Don't Pivot into AI Research
maged.comNot all kinds of scaling requires high up front capital costs. Some of us are interested in exploring fundamental contours of intelligence here, and there are lots of fascinating threads to pull on.
Nothing wrong with exploring motivations though as this article does. Maybe the job market trends they speak of will be true but I hope that's not a primary motivation. There's exploration to do!
I think folks are misreading the article. Its not claiming that AI research isn’t valuable, its advocating for not pivoting into AI research. Research in any field requires a giant surplus of passion and talent. Go to where your passion and talent can bear fruit, not where your spreadsheet of pros and cons and risk adjusted pay grade lead you.
People are too obssessed with "status" with these types of decisions.
At the end of the day, if you go into any field chasing money or status, and if you fail, you will really be left with nothing.
So go into AI research if that's what you are interested in. If not, don't do it.

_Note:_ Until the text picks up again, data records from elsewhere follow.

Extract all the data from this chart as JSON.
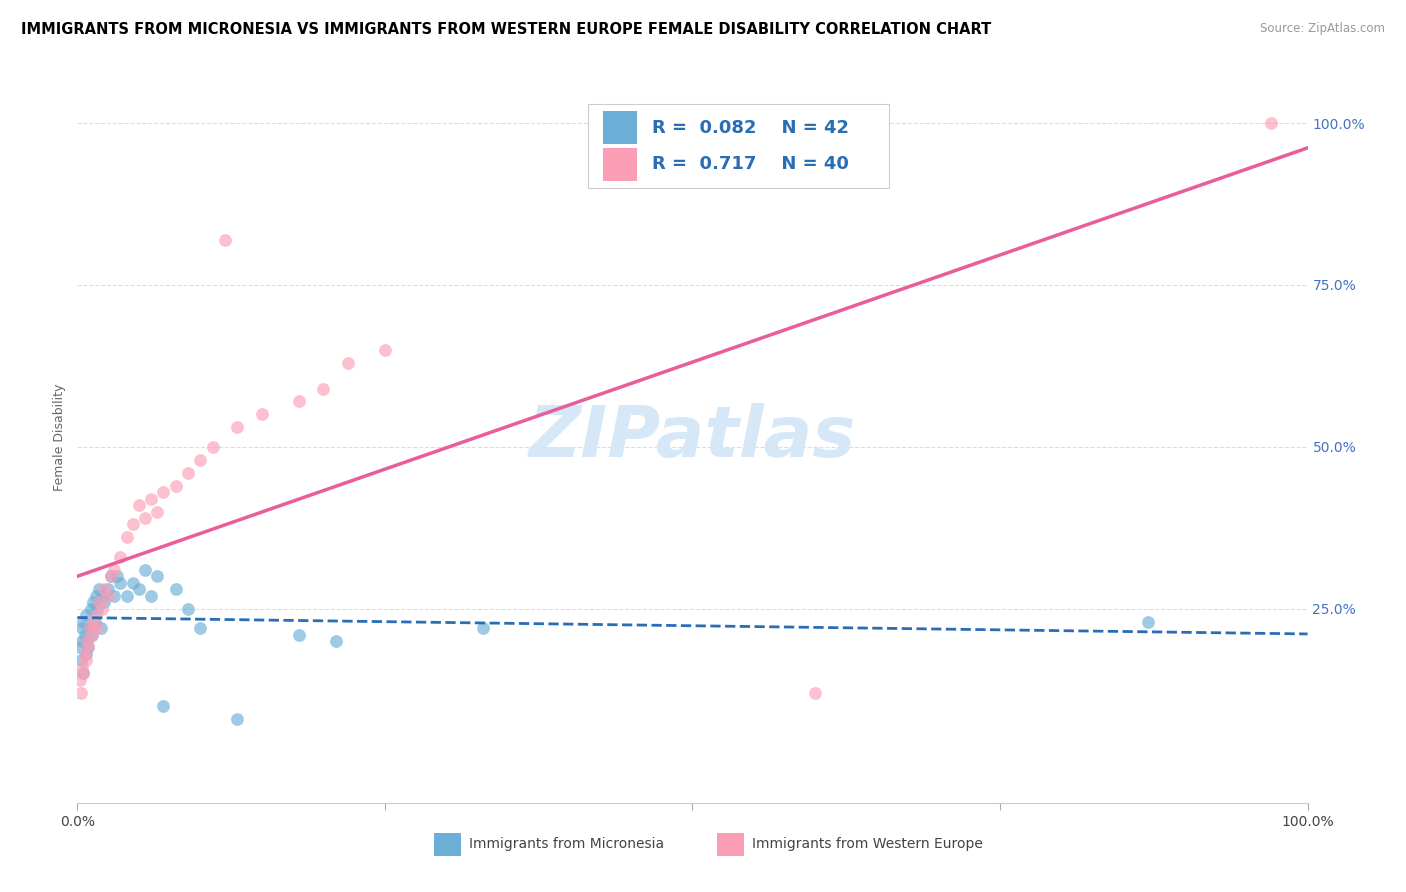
{
  "title": "IMMIGRANTS FROM MICRONESIA VS IMMIGRANTS FROM WESTERN EUROPE FEMALE DISABILITY CORRELATION CHART",
  "source": "Source: ZipAtlas.com",
  "ylabel": "Female Disability",
  "legend_label_blue": "Immigrants from Micronesia",
  "legend_label_pink": "Immigrants from Western Europe",
  "r_blue": 0.082,
  "n_blue": 42,
  "r_pink": 0.717,
  "n_pink": 40,
  "blue_color": "#6baed6",
  "pink_color": "#fb9eb5",
  "blue_line_color": "#2a6db5",
  "pink_line_color": "#e85d9a",
  "legend_text_color": "#2a6db5",
  "watermark_color": "#d6e8f7",
  "watermark": "ZIPatlas",
  "blue_x": [
    0.002,
    0.003,
    0.004,
    0.004,
    0.005,
    0.005,
    0.006,
    0.007,
    0.007,
    0.008,
    0.009,
    0.01,
    0.011,
    0.012,
    0.013,
    0.014,
    0.015,
    0.016,
    0.018,
    0.019,
    0.02,
    0.022,
    0.025,
    0.027,
    0.03,
    0.032,
    0.035,
    0.04,
    0.045,
    0.05,
    0.055,
    0.06,
    0.065,
    0.07,
    0.08,
    0.09,
    0.1,
    0.13,
    0.18,
    0.21,
    0.33,
    0.87
  ],
  "blue_y": [
    0.19,
    0.17,
    0.2,
    0.22,
    0.15,
    0.23,
    0.21,
    0.18,
    0.24,
    0.2,
    0.19,
    0.22,
    0.25,
    0.21,
    0.26,
    0.23,
    0.27,
    0.25,
    0.28,
    0.22,
    0.27,
    0.26,
    0.28,
    0.3,
    0.27,
    0.3,
    0.29,
    0.27,
    0.29,
    0.28,
    0.31,
    0.27,
    0.3,
    0.1,
    0.28,
    0.25,
    0.22,
    0.08,
    0.21,
    0.2,
    0.22,
    0.23
  ],
  "pink_x": [
    0.002,
    0.003,
    0.004,
    0.005,
    0.006,
    0.007,
    0.008,
    0.009,
    0.01,
    0.012,
    0.013,
    0.015,
    0.016,
    0.018,
    0.02,
    0.022,
    0.025,
    0.027,
    0.03,
    0.035,
    0.04,
    0.045,
    0.05,
    0.055,
    0.06,
    0.065,
    0.07,
    0.08,
    0.09,
    0.1,
    0.11,
    0.12,
    0.13,
    0.15,
    0.18,
    0.2,
    0.22,
    0.25,
    0.6,
    0.97
  ],
  "pink_y": [
    0.14,
    0.12,
    0.16,
    0.15,
    0.18,
    0.17,
    0.2,
    0.19,
    0.22,
    0.21,
    0.23,
    0.24,
    0.22,
    0.26,
    0.25,
    0.28,
    0.27,
    0.3,
    0.31,
    0.33,
    0.36,
    0.38,
    0.41,
    0.39,
    0.42,
    0.4,
    0.43,
    0.44,
    0.46,
    0.48,
    0.5,
    0.82,
    0.53,
    0.55,
    0.57,
    0.59,
    0.63,
    0.65,
    0.12,
    1.0
  ]
}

Simple as that.
> Scale beats all else. The best performance improvements come from increasing scale, rather than incremental insights in novel architectures.
...until the next novel architecture is discovered, which won't happen without said AI research.
Yep. Where I work there are _a lot_ of efforts underway in that direction. Put simply, standard transformers are great, but they’re very expensive, both to train and to do inference with. They also need enormous datasets. We need architectures that are compute and sample efficient, and friendly to hardware. A standard transformer ticks none of these checkboxes, and research is needed to actually be able to make money with these models. And because profits depend on this research, it’s going to bear fruit. The field is vast and relatively unplowed.
Exactly! Quality can be very important too, as a series of interestingly advanced small models have shown.
I really disagree with this. There are lots of topics in AI research that are not just "make the best possible model on this task assuming you have unlimited compute".
I won't say I totally disagree, but I think the article overstates the position.
Two of the most important developments for ANN's were backprop and then the deep network training method. Without those we could only evolve ANN's which is much less efficient than the training methods.
If the scale argument held 100% then teams that purely focused on evolving ANN's (this is the "search" method of creating ANN's) to their target would be in the lead, but I'm not aware of anyone doing that other than smaller/hobby size projects.